Main Operation: Search/lookup operation
Given a list, user gets a query and searches for it in the list.
Data Structures:
Two major groups:
Linear: Data arranged in a line (e.g., arrays)
Hierarchical: Data arranged in a way that some elements may be skipped (tree structures)
Example of a List: Contains words such as 'carefully', 'cabinet'.
For example, if we search for 'cat' in this list, we need to determine if it exists or not.
Storage Options:
Unsorted Array:
Worst-case time complexity for search is O(n), as it requires a linear search (sweeping from left to right).
Sorted Array:
After sorting, can perform binary search for better efficiency.
Worst-case time complexity for binary search is O(log n).
Binary Search Tree (BST):
If balanced, worst-case search time is O(log n). Not necessarily linear, depends on height of tree.
Heap Structure:
Searching in a heap has worst-case time complexity of O(n), as it lacks binary search properties and requires checking nodes.
Key Data Structure for Search:
AVL Tree:
Offers O(log n) time complexity for search in a balanced tree.
Operations include inspection at each node, guiding traversal based on value comparisons.
Tree Basics:
A tree consists of parent and child nodes.

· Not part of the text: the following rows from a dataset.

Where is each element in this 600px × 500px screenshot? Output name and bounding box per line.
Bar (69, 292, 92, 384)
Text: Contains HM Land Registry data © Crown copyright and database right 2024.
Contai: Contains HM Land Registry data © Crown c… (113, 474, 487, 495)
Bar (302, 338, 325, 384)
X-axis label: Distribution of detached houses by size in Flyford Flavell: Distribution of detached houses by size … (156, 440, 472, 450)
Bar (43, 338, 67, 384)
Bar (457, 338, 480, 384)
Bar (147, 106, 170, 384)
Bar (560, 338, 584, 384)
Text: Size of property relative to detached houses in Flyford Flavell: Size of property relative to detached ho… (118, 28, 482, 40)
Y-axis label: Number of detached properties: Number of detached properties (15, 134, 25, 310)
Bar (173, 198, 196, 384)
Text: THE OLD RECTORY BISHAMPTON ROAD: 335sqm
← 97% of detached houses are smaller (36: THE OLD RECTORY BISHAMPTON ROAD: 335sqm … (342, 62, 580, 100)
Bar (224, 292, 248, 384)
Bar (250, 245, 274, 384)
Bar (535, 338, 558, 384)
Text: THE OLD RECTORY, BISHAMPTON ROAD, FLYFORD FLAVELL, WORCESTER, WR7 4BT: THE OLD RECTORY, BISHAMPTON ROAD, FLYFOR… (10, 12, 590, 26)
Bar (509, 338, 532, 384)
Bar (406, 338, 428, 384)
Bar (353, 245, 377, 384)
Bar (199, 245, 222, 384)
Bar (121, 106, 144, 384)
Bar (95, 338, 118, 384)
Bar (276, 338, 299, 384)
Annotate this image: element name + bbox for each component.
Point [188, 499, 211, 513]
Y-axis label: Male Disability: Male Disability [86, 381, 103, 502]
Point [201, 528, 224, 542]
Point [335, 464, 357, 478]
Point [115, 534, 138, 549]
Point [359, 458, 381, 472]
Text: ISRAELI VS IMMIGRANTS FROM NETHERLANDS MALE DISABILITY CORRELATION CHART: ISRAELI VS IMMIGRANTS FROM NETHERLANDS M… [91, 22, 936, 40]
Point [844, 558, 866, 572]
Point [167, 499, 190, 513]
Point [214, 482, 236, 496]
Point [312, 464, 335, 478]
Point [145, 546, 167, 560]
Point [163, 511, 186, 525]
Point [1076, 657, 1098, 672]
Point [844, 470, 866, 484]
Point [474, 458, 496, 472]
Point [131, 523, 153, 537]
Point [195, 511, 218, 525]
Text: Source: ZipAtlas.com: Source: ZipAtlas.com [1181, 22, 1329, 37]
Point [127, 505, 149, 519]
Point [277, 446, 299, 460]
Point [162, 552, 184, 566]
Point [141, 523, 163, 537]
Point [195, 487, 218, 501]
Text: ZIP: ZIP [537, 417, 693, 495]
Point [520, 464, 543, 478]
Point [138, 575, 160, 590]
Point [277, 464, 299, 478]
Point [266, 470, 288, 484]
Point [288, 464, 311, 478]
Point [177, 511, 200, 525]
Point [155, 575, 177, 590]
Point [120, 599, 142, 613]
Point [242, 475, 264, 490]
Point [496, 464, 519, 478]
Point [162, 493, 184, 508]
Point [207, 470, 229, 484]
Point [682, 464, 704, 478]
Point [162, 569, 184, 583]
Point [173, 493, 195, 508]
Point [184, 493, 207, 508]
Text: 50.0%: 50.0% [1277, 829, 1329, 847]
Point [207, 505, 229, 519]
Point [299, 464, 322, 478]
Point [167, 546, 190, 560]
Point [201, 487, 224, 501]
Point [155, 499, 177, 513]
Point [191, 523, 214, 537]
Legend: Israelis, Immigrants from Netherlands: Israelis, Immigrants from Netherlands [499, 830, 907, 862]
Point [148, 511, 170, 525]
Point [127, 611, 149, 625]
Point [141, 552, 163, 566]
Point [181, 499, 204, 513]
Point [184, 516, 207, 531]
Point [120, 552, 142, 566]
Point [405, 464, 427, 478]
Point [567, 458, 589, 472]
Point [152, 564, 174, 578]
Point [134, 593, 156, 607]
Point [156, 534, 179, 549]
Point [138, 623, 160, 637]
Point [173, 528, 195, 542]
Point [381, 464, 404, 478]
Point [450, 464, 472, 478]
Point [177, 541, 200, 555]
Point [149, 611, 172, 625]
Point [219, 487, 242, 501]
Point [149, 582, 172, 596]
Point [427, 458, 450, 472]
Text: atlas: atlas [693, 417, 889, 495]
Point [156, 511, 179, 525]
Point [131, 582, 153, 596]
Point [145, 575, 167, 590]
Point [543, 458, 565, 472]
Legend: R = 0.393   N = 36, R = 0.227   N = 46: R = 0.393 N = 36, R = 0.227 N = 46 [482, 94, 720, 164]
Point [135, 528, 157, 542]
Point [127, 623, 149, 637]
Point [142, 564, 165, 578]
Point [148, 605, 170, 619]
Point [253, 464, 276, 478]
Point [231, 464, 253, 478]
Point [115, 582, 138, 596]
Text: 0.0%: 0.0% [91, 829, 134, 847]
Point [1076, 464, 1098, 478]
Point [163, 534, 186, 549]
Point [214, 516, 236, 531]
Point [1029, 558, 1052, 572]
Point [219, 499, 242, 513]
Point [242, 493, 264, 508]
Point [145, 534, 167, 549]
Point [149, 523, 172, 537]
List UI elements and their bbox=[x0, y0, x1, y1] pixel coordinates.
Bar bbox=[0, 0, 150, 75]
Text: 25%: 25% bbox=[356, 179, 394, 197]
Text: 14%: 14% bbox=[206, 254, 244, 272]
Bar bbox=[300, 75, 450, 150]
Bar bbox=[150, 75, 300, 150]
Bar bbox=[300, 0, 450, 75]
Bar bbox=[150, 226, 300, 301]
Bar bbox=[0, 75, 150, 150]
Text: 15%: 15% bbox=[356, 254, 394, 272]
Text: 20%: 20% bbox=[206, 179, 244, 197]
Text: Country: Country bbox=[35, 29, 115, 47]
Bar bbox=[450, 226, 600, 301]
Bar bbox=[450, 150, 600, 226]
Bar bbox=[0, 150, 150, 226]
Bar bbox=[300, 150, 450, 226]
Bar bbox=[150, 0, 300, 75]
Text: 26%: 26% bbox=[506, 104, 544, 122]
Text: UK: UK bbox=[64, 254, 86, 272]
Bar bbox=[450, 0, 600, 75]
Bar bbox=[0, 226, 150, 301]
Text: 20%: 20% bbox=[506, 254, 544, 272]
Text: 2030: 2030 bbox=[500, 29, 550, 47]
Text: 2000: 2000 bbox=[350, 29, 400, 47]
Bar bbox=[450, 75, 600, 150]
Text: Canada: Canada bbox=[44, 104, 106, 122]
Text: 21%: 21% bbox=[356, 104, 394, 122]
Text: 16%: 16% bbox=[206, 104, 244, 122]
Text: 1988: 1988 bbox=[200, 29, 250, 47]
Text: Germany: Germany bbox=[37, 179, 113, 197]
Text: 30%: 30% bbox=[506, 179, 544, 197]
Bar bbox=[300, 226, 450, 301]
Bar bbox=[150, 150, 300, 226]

Binary Tree: A tree where each node has at most two children.
Binary Search Tree: A binary tree that fulfills the property where left children are lesser and right children are greater.
AVL Tree: A specialized binary search tree that is balanced.
Trie (Prefix Tree):
A multi-way tree designed primarily for storing strings. Utilizes shared prefixes to improve space and search efficiency.
Nodes do not hold actual character data, rather, they represent paths based on character traversal.
Structure: Each node can have up to 26 child nodes (one for each letter of the English alphabet).
Terminal Node: Nodes indicating the end of a word are marked.
Insertion in Trie:
Traverse each letter of the input string.
Create paths as needed, marking terminal nodes for the completion of words.
Searching in Trie:
Similar to insertion; traverse using the string's characters.
Check if the path exists for each character. If paths for every character exist and the last node is marked as terminal, the word exists.
If a path does not exist while traversing, the word is absent.
Reason for Using Trie:
Space efficient when dealing with multiple words that share prefixes, allowing for quick retrieval and reduced redundancy in storage.
Space Complexity: Considerable due to potentially having 26 pointers per node.
Requires a trade-off analysis against simpler structures like binary search trees due to each node's overhead.
Implementation:
Typically implemented in C with linked representations.
A node structure has pointers for connections, and perhaps a flag for indicating terminal nodes.
Complexity Conclusions:
Insert operation complexity is O(m), where m is the length of the word being inserted.
Search operation maintains a similar complexity, resulting in efficient string operations in comparison to arrays.
Final Note: Keep in mind the balance and structure of trees to assess efficiency in storage and retrieval for different use cases.